ALYSIA, founded by computer scientists who are also musicians, has a mission to “democratize songwriting through AI,” empowering anyone to write songs.
“People who have never previously written songs are able to create original music in a matter of minutes,” explains Dr Maya Ackerman, CEO/ Co-founder of WaveAI, which created ALYSIA. “The process begins with the user selecting an instrumental backing track and choosing (or entering) topics that the lyrics should discuss. The AI-based lyrics assistant then proposes lyrics one line at a time, which the user can simply select from to piece together the lyrics.”
“More advanced users can edit ALYSIA’s suggestions, or enter their own lyrical lines or melodies,” says Ackerman. “Professional musicians use the platform to break out of writer’s block, since the AI-based system never runs out of fresh ideas.”
Google Magenta is an open-source research project started by Google Brain that uses TensorFlow technology to enhance music production. Magenta recently developed NSynth (Neural Synthesizer), a machine learning algorithm that uses a deep neural network to learn the characteristics of sounds, and then create a completely new sound based on these characteristics. NSynth is still in its prototype phase, and researchers are currently working with professional musicians to fine-tune the program.
More ’creative autonomy’?
“The major benefit of working with AI is having control over the creative process and being able to see something from inception to completion,” Southern says. “I don’t have a traditional music background, so having the ability to create music on my own and in my own time is incredibly empowering.”
“I start by making a series of decisions about what BPM, rhythm, key, mood, instrumentation I want — and then essentially giving the AI ’feedback’ or ’notes’ each time it generates a new possibility until I’m happy with the overall song,” Southern explains. “I then download, arrange and mix the stems into a structure. From a creative standpoint, the process of working with AI is quite similar to the process of working with another human — both rely on each other’s talents and inspiration to accomplish a given goal.
AI gives me more creative autonomy in terms of what decisions I make and when a song is ready to be complete.”
Is it ’cheating’?
Southern argues that using AI to make music is absolutely not cheating. “The idea that a shortcut to any creative process undermines the whole process is the very antithesis of creativity. I imagine in twenty years, ’coding’ songs will be commonplace.”

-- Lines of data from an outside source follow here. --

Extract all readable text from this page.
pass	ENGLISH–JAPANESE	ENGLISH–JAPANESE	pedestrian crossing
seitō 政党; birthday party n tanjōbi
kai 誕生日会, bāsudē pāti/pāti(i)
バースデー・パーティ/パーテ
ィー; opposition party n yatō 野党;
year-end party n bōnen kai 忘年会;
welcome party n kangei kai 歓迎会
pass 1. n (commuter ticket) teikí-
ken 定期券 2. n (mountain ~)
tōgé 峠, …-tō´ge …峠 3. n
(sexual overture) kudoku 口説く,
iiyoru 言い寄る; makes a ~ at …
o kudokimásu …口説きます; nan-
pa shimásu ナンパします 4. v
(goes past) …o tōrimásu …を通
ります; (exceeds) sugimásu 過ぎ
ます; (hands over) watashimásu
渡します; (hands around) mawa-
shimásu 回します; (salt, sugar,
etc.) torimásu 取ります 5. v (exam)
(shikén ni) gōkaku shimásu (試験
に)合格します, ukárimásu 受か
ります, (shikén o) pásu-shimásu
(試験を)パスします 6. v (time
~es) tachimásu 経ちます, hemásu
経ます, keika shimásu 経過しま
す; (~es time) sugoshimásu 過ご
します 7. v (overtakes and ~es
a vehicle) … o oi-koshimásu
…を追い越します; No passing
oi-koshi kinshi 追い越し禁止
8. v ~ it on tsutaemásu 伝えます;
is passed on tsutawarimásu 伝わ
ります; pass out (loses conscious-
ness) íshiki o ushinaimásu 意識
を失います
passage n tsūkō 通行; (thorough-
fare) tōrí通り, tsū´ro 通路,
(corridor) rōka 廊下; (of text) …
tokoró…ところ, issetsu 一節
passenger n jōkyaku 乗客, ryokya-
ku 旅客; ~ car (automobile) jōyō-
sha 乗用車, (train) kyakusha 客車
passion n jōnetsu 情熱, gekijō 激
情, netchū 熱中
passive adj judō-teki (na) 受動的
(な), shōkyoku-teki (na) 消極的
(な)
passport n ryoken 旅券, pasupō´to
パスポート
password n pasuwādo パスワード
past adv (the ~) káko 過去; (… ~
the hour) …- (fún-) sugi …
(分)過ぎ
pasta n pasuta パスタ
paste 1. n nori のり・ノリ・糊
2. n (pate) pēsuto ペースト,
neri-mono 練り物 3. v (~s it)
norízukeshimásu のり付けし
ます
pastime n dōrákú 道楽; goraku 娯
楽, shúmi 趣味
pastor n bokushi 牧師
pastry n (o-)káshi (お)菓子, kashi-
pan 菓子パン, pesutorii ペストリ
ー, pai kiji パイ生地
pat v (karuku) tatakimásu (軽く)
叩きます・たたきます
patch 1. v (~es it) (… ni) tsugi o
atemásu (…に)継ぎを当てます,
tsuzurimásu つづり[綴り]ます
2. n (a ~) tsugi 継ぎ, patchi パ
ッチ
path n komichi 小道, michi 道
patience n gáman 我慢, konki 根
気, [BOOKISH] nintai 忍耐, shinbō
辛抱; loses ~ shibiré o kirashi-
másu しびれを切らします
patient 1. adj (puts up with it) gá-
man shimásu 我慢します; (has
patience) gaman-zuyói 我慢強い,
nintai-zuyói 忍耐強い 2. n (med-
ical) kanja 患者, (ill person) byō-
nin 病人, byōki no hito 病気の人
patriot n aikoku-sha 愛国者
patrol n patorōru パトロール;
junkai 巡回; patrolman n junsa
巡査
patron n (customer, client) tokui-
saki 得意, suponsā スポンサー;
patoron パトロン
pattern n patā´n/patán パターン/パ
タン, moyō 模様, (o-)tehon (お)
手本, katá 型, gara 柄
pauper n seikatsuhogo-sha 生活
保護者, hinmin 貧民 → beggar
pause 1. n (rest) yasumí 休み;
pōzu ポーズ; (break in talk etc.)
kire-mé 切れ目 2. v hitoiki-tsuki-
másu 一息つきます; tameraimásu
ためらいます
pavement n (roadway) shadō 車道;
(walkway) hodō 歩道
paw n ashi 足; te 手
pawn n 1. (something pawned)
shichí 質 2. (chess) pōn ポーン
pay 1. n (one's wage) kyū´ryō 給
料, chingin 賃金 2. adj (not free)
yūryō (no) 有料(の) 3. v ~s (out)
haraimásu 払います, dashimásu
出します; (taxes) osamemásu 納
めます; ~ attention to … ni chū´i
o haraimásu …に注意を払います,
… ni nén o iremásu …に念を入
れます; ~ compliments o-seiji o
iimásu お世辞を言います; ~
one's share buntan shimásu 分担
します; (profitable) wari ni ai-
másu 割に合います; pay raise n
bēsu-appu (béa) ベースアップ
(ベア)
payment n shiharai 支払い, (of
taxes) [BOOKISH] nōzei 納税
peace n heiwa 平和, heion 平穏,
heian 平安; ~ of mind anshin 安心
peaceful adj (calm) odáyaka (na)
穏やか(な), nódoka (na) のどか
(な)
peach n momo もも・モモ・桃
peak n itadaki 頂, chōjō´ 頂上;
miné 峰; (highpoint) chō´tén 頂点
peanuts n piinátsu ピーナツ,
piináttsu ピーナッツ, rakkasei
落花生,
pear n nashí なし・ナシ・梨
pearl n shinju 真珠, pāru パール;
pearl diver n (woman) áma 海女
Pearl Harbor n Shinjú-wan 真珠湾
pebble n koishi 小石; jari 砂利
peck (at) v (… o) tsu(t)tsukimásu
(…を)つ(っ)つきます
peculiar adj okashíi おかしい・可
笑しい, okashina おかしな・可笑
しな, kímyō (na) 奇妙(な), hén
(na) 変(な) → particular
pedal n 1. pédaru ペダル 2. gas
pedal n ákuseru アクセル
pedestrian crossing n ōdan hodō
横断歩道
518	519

Should musicians feel threatened by the advent of collaborative AI musicians? World-renowned fusion drummer Jojo Mayer doesn’t think so.
He has built a career by effectively reverse-engineering electronic music and using it to push his physical human limits as a drummer and create an innovative style of drumming.
“Data is made up of ones and zeros,” Mayer says, “and our art and humanity lays in the space between one and zero.”
It was famous jazz musician Miles Davis who said it’s not how many notes you play, but rather the notes you choose not to play that makes a great performance. You can have all the data and AI-powered tools in the world at your fingertips, but choosing what not to do might just be the new “entry bar“ for future artists.
“Data is made up of ones and zeros, and our art and humanity lays in the space between one and zero.” – Jojo Mayer, drummer
Some people, with little understanding of current AI technology or music (or both), worry that AI will make musicians obsolete. I don’t subscribe to this point of view.
I believe these new tools could open enormous creative opportunities for music that won’t replace artists, but will rather empower them.
If this technology could one day help unlock the next Jimi Hendrix, I say bring it on.